Sejarawan R.C. Zaehner, berbicara mengenai empiris tentang sejarah mistisisme an terkadang tentang filasafat mistisisme empiris. Dengan mengambil pendekatan metalinguistik jenis ini, dia melakukan survey historis komparatif yang terperinci mengenai ragam mistisisme dari berbagai budaya, agama, dan masa, yang berkisar dari bentuk-bentuk mistisisme Hindu, Buddha, Kristen, Islam dan Yahudi hingga para mistikus modern.
Pemikiran ilmiah, tetapi tidak filosofis, yang bersifat reflektif dan introspektif yang didalamnya sang mistikus mencoba dengan kemampuan inteleknya untuk merekonstruksi dengan cara yang canggih sifat-sifat dari apa saja yang telah dilihat atau disadarinya dalam pengalaman mistiknya. Inilah apa yang kita sebut sebagai bahasa mistik asli, atau ilmu mistisisme karena ia berbicara “dari” mistisisme bukan berbiacara “tentang” mistisisme, dan ia dirancang untuk merekapitulasi keadaan yang dialami seorang mistikus.
Persoalam utama mistisisme, yaitu kesadaran uniter, adalah salah satu dari hal-hal yang padanya seluruh ilmu mistisisme, yakni irfan didasarkan. Untuk memahami arti ilmu irfan, atau disiplin ilmu linguistic mistisisme sebagai lawan dari logika biasa pemahaman kita sehari-hari dan menghindarkan setiap jenis pembahasan yang bersifat acak atau tak akademis, kita harus menyandarkan diri pada wawasan mereka yang secara historis telah diterima sebagai otoritas baik dalam filsafat maupun mistisisme.
Menurut Ibn al-‘Arabi, kemampuan akallah yang bisa melakukan transisi dari pengetahuan tentang yang gaib ke pengetahuan intelektual dunia fenomena seperti ini.
Terdapat hal-hal pokok yang menjadi kajian dalam pembahasan ini yaitu:
Di dalam kerangka pikiran manusia ada jenis kesadaran lain yang menjadikan kesadaran manusia bersifat mistik. Ini adalah kesadara akan yang gaib.
Bentuk pengetahuan, seperti halnya pengetahuan biasa, bersifat intelektual.

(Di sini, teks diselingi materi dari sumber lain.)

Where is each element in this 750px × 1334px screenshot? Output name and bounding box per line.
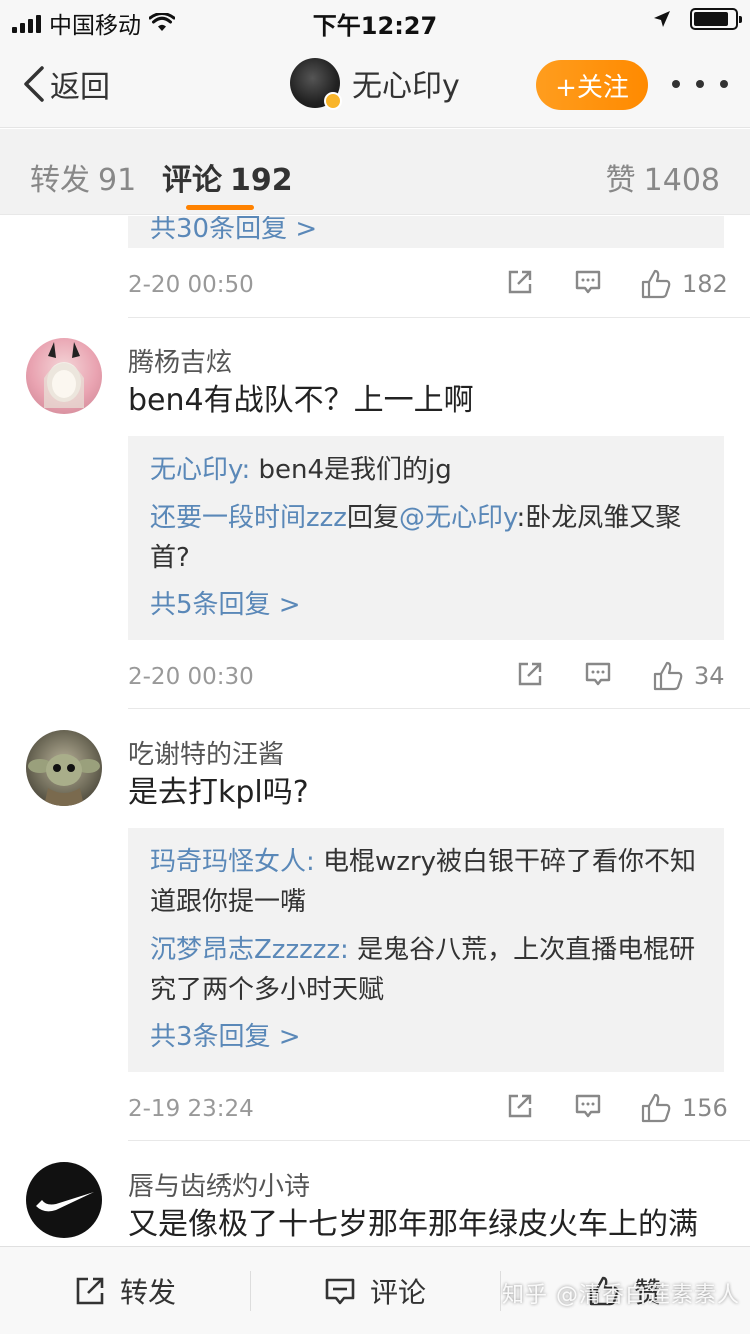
share-icon [508,270,532,294]
comment-text: 是去打kpl吗? [128,775,309,810]
follow-button[interactable]: +关注 [536,60,648,110]
avatar[interactable] [26,338,102,414]
more-replies-link[interactable]: 共5条回复 > [150,586,702,624]
tab-likes[interactable]: 赞 1408 [606,155,720,199]
repost-button[interactable]: 转发 [74,1271,176,1311]
reply-box[interactable]: 无心印y: ben4是我们的jg 还要一段时间zzz回复@无心印y:卧龙凤雏又聚… [128,436,724,640]
tab-reposts[interactable]: 转发 91 [30,155,136,199]
comment-time: 2-19 23:24 [128,1096,254,1122]
back-button[interactable]: 返回 [22,62,110,106]
tab-bar: 转发 91 评论 192 赞 1408 [0,129,750,215]
avatar-illustration [36,1192,94,1212]
like-button[interactable]: 182 [640,268,728,300]
verified-badge-icon [324,92,342,110]
avatar[interactable] [290,58,342,110]
like-icon [653,661,683,691]
reply-author[interactable]: 无心印y: [150,455,250,485]
comment-author[interactable]: 腾杨吉炫 [128,342,232,379]
comment-author[interactable]: 吃谢特的汪酱 [128,734,284,771]
comment-meta: 2-20 00:30 34 [128,660,725,700]
like-count: 34 [694,662,725,690]
reply-box[interactable]: 玛奇玛怪女人: 电棍wzry被白银干碎了看你不知道跟你提一嘴 沉梦昂志Zzzzz… [128,828,724,1072]
avatar[interactable] [26,730,102,806]
reply-button[interactable] [574,268,602,296]
comment-meta: 2-19 23:24 156 [128,1092,728,1132]
nav-user-name: 无心印y [352,69,460,104]
comment-author[interactable]: 唇与齿绣灼小诗 [128,1166,310,1203]
comment-icon [575,1094,601,1118]
repost-label: 转发 [120,1276,177,1309]
tab-count: 91 [98,163,137,198]
reply-author[interactable]: 玛奇玛怪女人: [150,847,315,877]
share-icon [518,662,542,686]
reply-item: 玛奇玛怪女人: 电棍wzry被白银干碎了看你不知道跟你提一嘴 [150,842,702,922]
nav-user[interactable]: 无心印y [290,58,460,110]
share-button[interactable] [516,660,544,688]
comment-button[interactable]: 评论 [324,1271,426,1311]
reply-button[interactable] [584,660,612,688]
reply-button[interactable] [574,1092,602,1120]
tab-label: 评论 [162,163,222,198]
comment-time: 2-20 00:50 [128,272,254,298]
reply-author[interactable]: 沉梦昂志Zzzzzz: [150,935,349,965]
status-time: 下午12:27 [312,12,438,40]
reply-connector: 回复 [346,503,399,533]
like-icon [641,1093,671,1123]
follow-label: +关注 [555,72,629,103]
comment-text: 又是像极了十七岁那年那年绿皮火车上的满 [128,1207,698,1242]
comment-divider [128,1140,750,1141]
comment-icon [575,270,601,294]
like-button[interactable]: 156 [640,1092,728,1124]
battery-icon [690,8,742,30]
like-button[interactable]: 34 [652,660,725,692]
reply-item: 还要一段时间zzz回复@无心印y:卧龙凤雏又聚首? [150,498,702,578]
avatar-illustration [28,754,100,806]
comment-divider [128,317,750,318]
comment-time: 2-20 00:30 [128,664,254,690]
avatar-illustration [44,342,84,408]
comment-divider [128,708,750,709]
tab-count: 1408 [643,163,720,198]
reply-author[interactable]: 还要一段时间zzz [150,503,347,533]
location-arrow-icon [654,11,670,27]
watermark: 知乎 @清香白莲素素人 [502,1283,740,1308]
comment-text: ben4有战队不？上一上啊 [128,383,474,418]
tab-comments[interactable]: 评论 192 [162,155,293,199]
reply-box: 共30条回复 > [128,216,724,248]
share-button[interactable] [506,1092,534,1120]
more-replies-link[interactable]: 共30条回复 > [150,216,702,248]
tab-count: 192 [230,163,293,198]
comment-label: 评论 [370,1276,427,1309]
status-bar: 中国移动 下午12:27 [0,0,750,40]
comment-icon [325,1278,355,1305]
tab-label: 赞 [605,163,636,198]
bottom-separator [500,1271,501,1311]
reply-text: ben4是我们的jg [250,455,452,485]
more-replies-link[interactable]: 共3条回复 > [150,1018,702,1056]
navigation-bar: 返回 无心印y +关注 [0,40,750,128]
reply-item: 无心印y: ben4是我们的jg [150,450,702,490]
status-right [652,8,742,30]
bottom-action-bar: 转发 评论 赞 知乎 @清香白莲素素人 [0,1246,750,1334]
like-count: 182 [682,270,728,298]
back-label: 返回 [50,70,110,105]
reply-item: 沉梦昂志Zzzzzz: 是鬼谷八荒，上次直播电棍研究了两个多小时天赋 [150,930,702,1010]
comment-meta: 2-20 00:50 182 [128,268,728,308]
active-tab-indicator [186,205,254,210]
back-chevron-icon [24,66,44,102]
reply-mention[interactable]: @无心印y [399,503,517,533]
like-icon [641,269,671,299]
share-button[interactable] [506,268,534,296]
repost-icon [76,1277,104,1305]
more-icon[interactable] [672,66,728,102]
comment-list[interactable]: 共30条回复 > 2-20 00:50 182 腾杨吉炫 ben4有战队不？上一… [0,216,750,1246]
like-count: 156 [682,1094,728,1122]
share-icon [508,1094,532,1118]
avatar[interactable] [26,1162,102,1238]
bottom-separator [250,1271,251,1311]
comment-icon [585,662,611,686]
tab-label: 转发 [30,163,90,198]
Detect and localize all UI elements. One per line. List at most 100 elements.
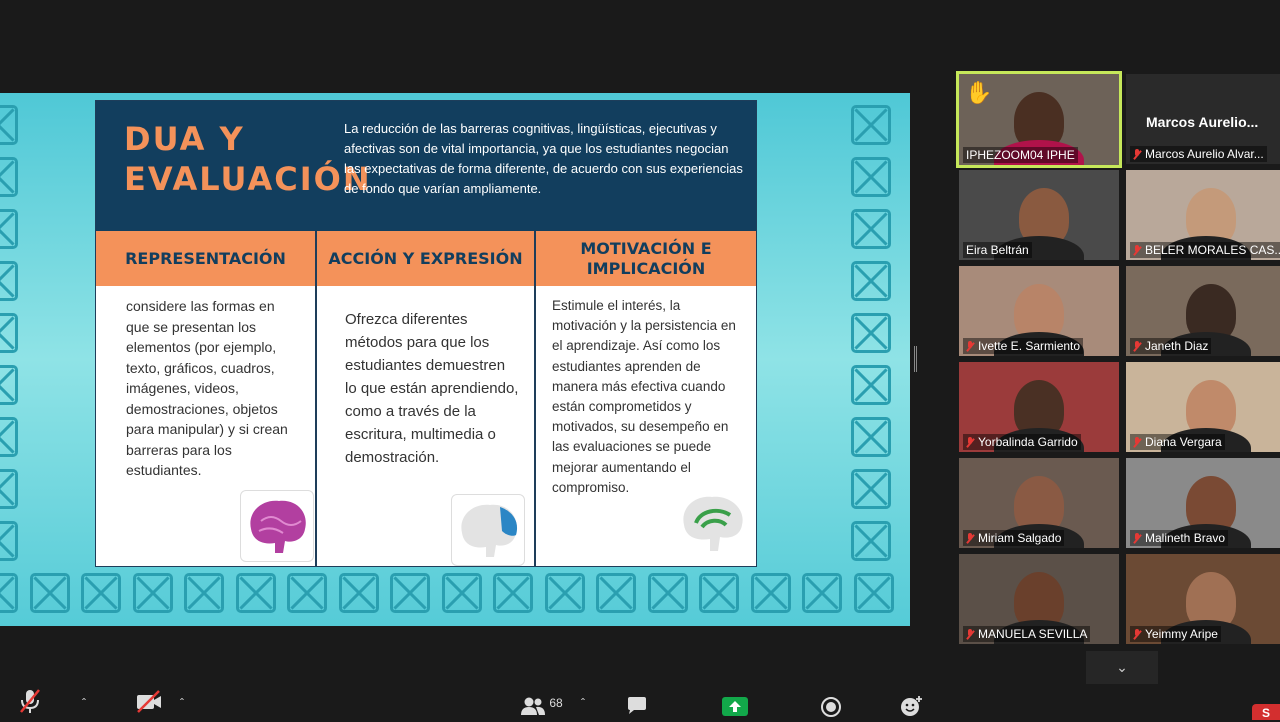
- participant-tile[interactable]: Janeth Diaz: [1126, 266, 1280, 356]
- video-options-caret[interactable]: ˆ: [180, 696, 184, 710]
- participant-tile[interactable]: MANUELA SEVILLA: [959, 554, 1119, 644]
- participant-name-label: Yorbalinda Garrido: [963, 434, 1081, 450]
- muted-mic-icon: [966, 437, 974, 448]
- participant-name-label: Eira Beltrán: [963, 242, 1032, 258]
- pattern-tile-icon: [0, 209, 18, 249]
- pattern-tile-icon: [647, 573, 688, 613]
- pattern-tile-icon: [0, 573, 18, 613]
- pattern-tile-icon: [0, 469, 18, 509]
- participant-tile[interactable]: Miriam Salgado: [959, 458, 1119, 548]
- participant-tile[interactable]: Marcos Aurelio... Marcos Aurelio Alvar...: [1126, 74, 1280, 164]
- shared-screen: DUA Y EVALUACIÓN La reducción de las bar…: [0, 93, 910, 626]
- pattern-tile-icon: [0, 105, 18, 145]
- muted-mic-icon: [1133, 341, 1141, 352]
- pattern-tile-icon: [851, 313, 891, 353]
- brain-blue-icon: [451, 494, 525, 566]
- pattern-tile-icon: [851, 521, 891, 561]
- column-body: considere las formas en que se presentan…: [126, 298, 288, 478]
- participant-tile[interactable]: Yorbalinda Garrido: [959, 362, 1119, 452]
- participant-name-label: Ivette E. Sarmiento: [963, 338, 1084, 354]
- participant-gallery: ✋ IPHEZOOM04 IPHE Marcos Aurelio... Marcos …: [956, 71, 1280, 651]
- reactions-icon: [901, 696, 922, 716]
- chat-icon: [628, 697, 646, 714]
- column-heading: ACCIÓN Y EXPRESIÓN: [317, 231, 534, 286]
- pattern-tile-icon: [81, 573, 121, 613]
- audio-options-caret[interactable]: ˆ: [82, 696, 86, 710]
- muted-mic-icon: [1133, 533, 1141, 544]
- participant-tile[interactable]: Eira Beltrán: [959, 170, 1119, 260]
- pattern-tile-icon: [390, 573, 430, 613]
- microphone-muted-icon: [20, 689, 40, 713]
- column-heading: REPRESENTACIÓN: [96, 231, 315, 286]
- pattern-tile-icon: [0, 261, 18, 301]
- participant-tile[interactable]: BELER MORALES CAS...: [1126, 170, 1280, 260]
- muted-mic-icon: [966, 341, 974, 352]
- split-resize-handle[interactable]: [914, 346, 917, 372]
- participant-name-label: Miriam Salgado: [963, 530, 1065, 546]
- participants-icon: [521, 697, 545, 715]
- pattern-tile-icon: [235, 573, 276, 613]
- participant-tile[interactable]: ✋ IPHEZOOM04 IPHE: [956, 71, 1122, 168]
- participant-name-label: Janeth Diaz: [1130, 338, 1212, 354]
- pattern-tile-icon: [0, 521, 18, 561]
- muted-mic-icon: [966, 533, 974, 544]
- pattern-tile-icon: [132, 573, 173, 613]
- raised-hand-icon: ✋: [965, 80, 993, 105]
- brain-pink-icon: [240, 490, 314, 562]
- pattern-tile-icon: [441, 573, 482, 613]
- pattern-tile-icon: [851, 209, 891, 249]
- column-heading: MOTIVACIÓN E IMPLICACIÓN: [536, 231, 756, 286]
- slide-title: DUA Y EVALUACIÓN: [124, 120, 372, 198]
- pattern-tile-icon: [0, 313, 18, 353]
- participant-name-label: Diana Vergara: [1130, 434, 1225, 450]
- pattern-tile-icon: [184, 573, 224, 613]
- column-body: Ofrezca diferentes métodos para que los …: [345, 311, 519, 466]
- pattern-tile-icon: [853, 573, 894, 613]
- participant-tile[interactable]: Yeimmy Aripe: [1126, 554, 1280, 644]
- pattern-tile-icon: [851, 105, 891, 145]
- share-partial-button[interactable]: S: [1252, 704, 1280, 720]
- muted-mic-icon: [966, 629, 974, 640]
- participant-name-label: IPHEZOOM04 IPHE: [963, 147, 1078, 163]
- chat-button[interactable]: [626, 696, 648, 719]
- pattern-tile-icon: [0, 417, 18, 457]
- participant-name-label: Marcos Aurelio Alvar...: [1130, 146, 1267, 162]
- pattern-tile-icon: [851, 417, 891, 457]
- participant-tile[interactable]: Diana Vergara: [1126, 362, 1280, 452]
- pattern-tile-icon: [851, 365, 891, 405]
- share-screen-icon: [722, 697, 748, 716]
- chevron-down-icon: ⌄: [1116, 659, 1128, 675]
- participant-name-label: Yeimmy Aripe: [1130, 626, 1221, 642]
- presentation-slide: DUA Y EVALUACIÓN La reducción de las bar…: [95, 100, 757, 567]
- column-body: Estimule el interés, la motivación y la …: [552, 298, 736, 495]
- pattern-tile-icon: [29, 573, 70, 613]
- unmute-button[interactable]: [18, 688, 42, 717]
- slide-intro-text: La reducción de las barreras cognitivas,…: [344, 121, 743, 196]
- participant-name-label: MANUELA SEVILLA: [963, 626, 1091, 642]
- record-button[interactable]: [820, 696, 842, 721]
- pattern-tile-icon: [0, 365, 18, 405]
- pattern-tile-icon: [596, 573, 636, 613]
- start-video-button[interactable]: [135, 690, 163, 717]
- meeting-toolbar: ˆ ˆ 68 ˆ S: [0, 688, 1280, 721]
- participant-display-name: Marcos Aurelio...: [1146, 114, 1259, 130]
- participant-tile[interactable]: Malineth Bravo: [1126, 458, 1280, 548]
- pattern-tile-icon: [750, 573, 791, 613]
- pattern-tile-icon: [544, 573, 585, 613]
- muted-mic-icon: [1133, 245, 1141, 256]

Artinya, ia bisa direnungi dan dikonseptualisasikan serta dipahami oleh akal manusia apabila diarahkan ke dalam (introverd).
Bentuk-bentuk pengetahuan ini, yaitu bentuk pengetahuan inderawi, intelektual dan mistis adalah sama dalam hal bersifat deskriptif.
Atas dasar teori ilmu hudhuri, pengetahuan swaobjek dalam semua bentuknya, maka ia identik dengan realitas eksistensial hal yang diketahui. Di samping itu, telah ditegaskan bahwa pengetahuan mistik adalah satu spesies pengetahuan dengan kehadiran. Karena itu, pengetahuan mistik adalah identik dengan realitas hal yang diketahui. Dari sini, disimpulkan bahwa kesadaran mistik adalah kesatuan simpleks kehadiran Tuhan di dalam diri dan kehadiran diri di dalam Tuhan. Karena termasuk dalam tatanan eksistensi, dan bukannya tatanan konsepsi dan representasi, kesatuan simpleks ini tak bisa dikomunikasikan dan karenanya tak terkatakan. Demikian halnya selama pengalaman itu tak diinstrospeksikan dan tak direnungi.